L’invoqueuse passa son chemin. Woofang la regarda partir, rageur. Il se sentait impuissant et ne le supportait pas.

Soudain des bruits de sabots ferrés claquant sur le marbre se firent entendre dans le hall. Le garçon se retourna, curieux de savoir ce qui faisait ces bruits. Ils provenaient de Kendrakar, assis sur un cheval, l’air nerveux, et qui n’avait pas pris la peine de descendre de sa monture. Il ne se rendit pas compte de la présence de Woofang et se mit à donner des ordres.

« Nina ! Yaduwë ! Avec vos hommes à la deuxième tour Nord du second anneau ! Une noire est entrée en secteur habité !  hurla t-il. »

En s’approchant, le garçon remarqua que son maître était monté sur une selle étrange mais en la détaillant bien il s’aperçut qu’elle était tout simplement faite pour lui tenir les jambes. Woofang jeta un coup d’œil aux invoqueurs qui s'agitaient désormais et espérait que les gardes également allaient décamper. Deux invoqueuses écartèrent aussitôt la foule et rassemblèrent leurs combattants. Les invoqueurs s’en allaient à cheval ou à dos de chimère, mais les gardes ne bougèrent malheureusement pas. L’adolescent soupira.

C’est à ce moment là que Kendrakar le remarqua.

« Woofang ! dit-il joyeusement. Que fais-tu là ?

- Je…rien, mentit le garçon. Vous allez bien, maître Kendrakar ?

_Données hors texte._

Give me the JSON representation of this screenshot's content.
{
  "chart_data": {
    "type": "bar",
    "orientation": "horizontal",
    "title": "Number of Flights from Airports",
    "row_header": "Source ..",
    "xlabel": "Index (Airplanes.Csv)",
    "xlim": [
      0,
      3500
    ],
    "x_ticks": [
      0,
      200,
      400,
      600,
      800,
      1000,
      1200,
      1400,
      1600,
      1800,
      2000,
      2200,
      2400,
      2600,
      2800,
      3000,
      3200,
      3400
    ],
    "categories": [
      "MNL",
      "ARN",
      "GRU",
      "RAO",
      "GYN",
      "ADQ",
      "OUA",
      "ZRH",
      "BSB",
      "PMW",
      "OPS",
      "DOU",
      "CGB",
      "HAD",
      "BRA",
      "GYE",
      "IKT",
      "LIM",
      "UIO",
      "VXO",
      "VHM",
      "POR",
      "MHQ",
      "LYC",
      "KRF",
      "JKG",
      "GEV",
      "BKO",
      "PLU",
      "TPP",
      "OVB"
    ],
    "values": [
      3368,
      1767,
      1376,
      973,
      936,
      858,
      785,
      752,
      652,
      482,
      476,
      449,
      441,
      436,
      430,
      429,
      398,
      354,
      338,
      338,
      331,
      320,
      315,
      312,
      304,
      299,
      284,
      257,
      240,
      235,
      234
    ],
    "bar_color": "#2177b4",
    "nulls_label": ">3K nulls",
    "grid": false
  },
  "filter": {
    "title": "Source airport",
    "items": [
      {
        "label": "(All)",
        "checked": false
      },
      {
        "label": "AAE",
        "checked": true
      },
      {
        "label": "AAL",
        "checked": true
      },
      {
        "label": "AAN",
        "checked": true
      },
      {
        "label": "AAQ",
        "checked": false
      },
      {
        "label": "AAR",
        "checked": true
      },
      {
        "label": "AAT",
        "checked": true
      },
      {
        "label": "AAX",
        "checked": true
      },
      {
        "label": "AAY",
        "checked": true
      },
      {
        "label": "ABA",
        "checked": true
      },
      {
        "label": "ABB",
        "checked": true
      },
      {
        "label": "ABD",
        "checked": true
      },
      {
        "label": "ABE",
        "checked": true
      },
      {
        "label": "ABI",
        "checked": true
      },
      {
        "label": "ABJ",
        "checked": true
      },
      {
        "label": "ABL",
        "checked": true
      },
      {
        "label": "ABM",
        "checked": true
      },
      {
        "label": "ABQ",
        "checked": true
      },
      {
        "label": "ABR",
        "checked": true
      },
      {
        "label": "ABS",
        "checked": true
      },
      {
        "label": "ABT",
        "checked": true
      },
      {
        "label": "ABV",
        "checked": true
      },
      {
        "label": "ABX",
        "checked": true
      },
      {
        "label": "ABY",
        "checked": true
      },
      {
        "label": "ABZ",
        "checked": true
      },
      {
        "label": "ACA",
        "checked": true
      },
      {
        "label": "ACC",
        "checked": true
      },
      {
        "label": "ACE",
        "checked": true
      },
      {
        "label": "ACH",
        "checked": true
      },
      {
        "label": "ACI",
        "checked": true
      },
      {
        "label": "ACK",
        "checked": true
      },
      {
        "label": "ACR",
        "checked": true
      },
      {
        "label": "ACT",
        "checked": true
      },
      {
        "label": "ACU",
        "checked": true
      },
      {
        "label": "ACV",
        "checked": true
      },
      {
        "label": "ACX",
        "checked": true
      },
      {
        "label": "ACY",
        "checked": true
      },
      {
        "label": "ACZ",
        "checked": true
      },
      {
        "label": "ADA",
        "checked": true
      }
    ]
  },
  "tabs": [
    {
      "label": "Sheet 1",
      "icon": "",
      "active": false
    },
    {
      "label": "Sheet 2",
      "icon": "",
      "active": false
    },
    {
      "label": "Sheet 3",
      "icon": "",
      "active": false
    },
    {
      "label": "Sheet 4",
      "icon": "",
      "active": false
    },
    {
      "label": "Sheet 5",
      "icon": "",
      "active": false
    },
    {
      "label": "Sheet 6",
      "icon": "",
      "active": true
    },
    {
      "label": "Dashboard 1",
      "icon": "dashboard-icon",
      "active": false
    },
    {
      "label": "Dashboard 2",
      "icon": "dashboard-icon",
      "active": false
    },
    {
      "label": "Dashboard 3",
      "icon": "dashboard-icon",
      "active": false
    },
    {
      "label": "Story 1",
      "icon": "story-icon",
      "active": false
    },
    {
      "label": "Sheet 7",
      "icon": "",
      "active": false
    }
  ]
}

- Je t’ai déjà dit qu’il était inutile de mentir à un politicien.

- Avec de l’obstination…

- Enfin, toujours est-il que je vais assez bien pour ne plus supporter de rester enfermé. Daran a été assez aimable pour dresser cette adorable bête à son passer de jambes… »

Au nom de Daran, Woofang tiqua. Le courant ne passait définitivement pas entre eux. Après un nouveau soupir et un compte rendu rapide de sa visiste à l'empereur, il avoua enfin le motif de sa présence ici :

« En fait… Je passais voir Nathalie mais… ils ne veulent pas me laisser entrer…

- Ho… Elle a été touchée par un fantôme.

- Une chimère! Les fantômes ça n'existe pas!

- Une chimère en liberté, oui, c’est ce que nous appelons un fantôme. Les plus puissants peuvent contrôler les humains et sont une vraie plaie. Les plus faibles ont la taille d’un chien et pourrissent dans leur coin… C’est le prix à payer pour utiliser leur magie. Ecoute Woofang, il y a une façon rapide de sauver Nathalie…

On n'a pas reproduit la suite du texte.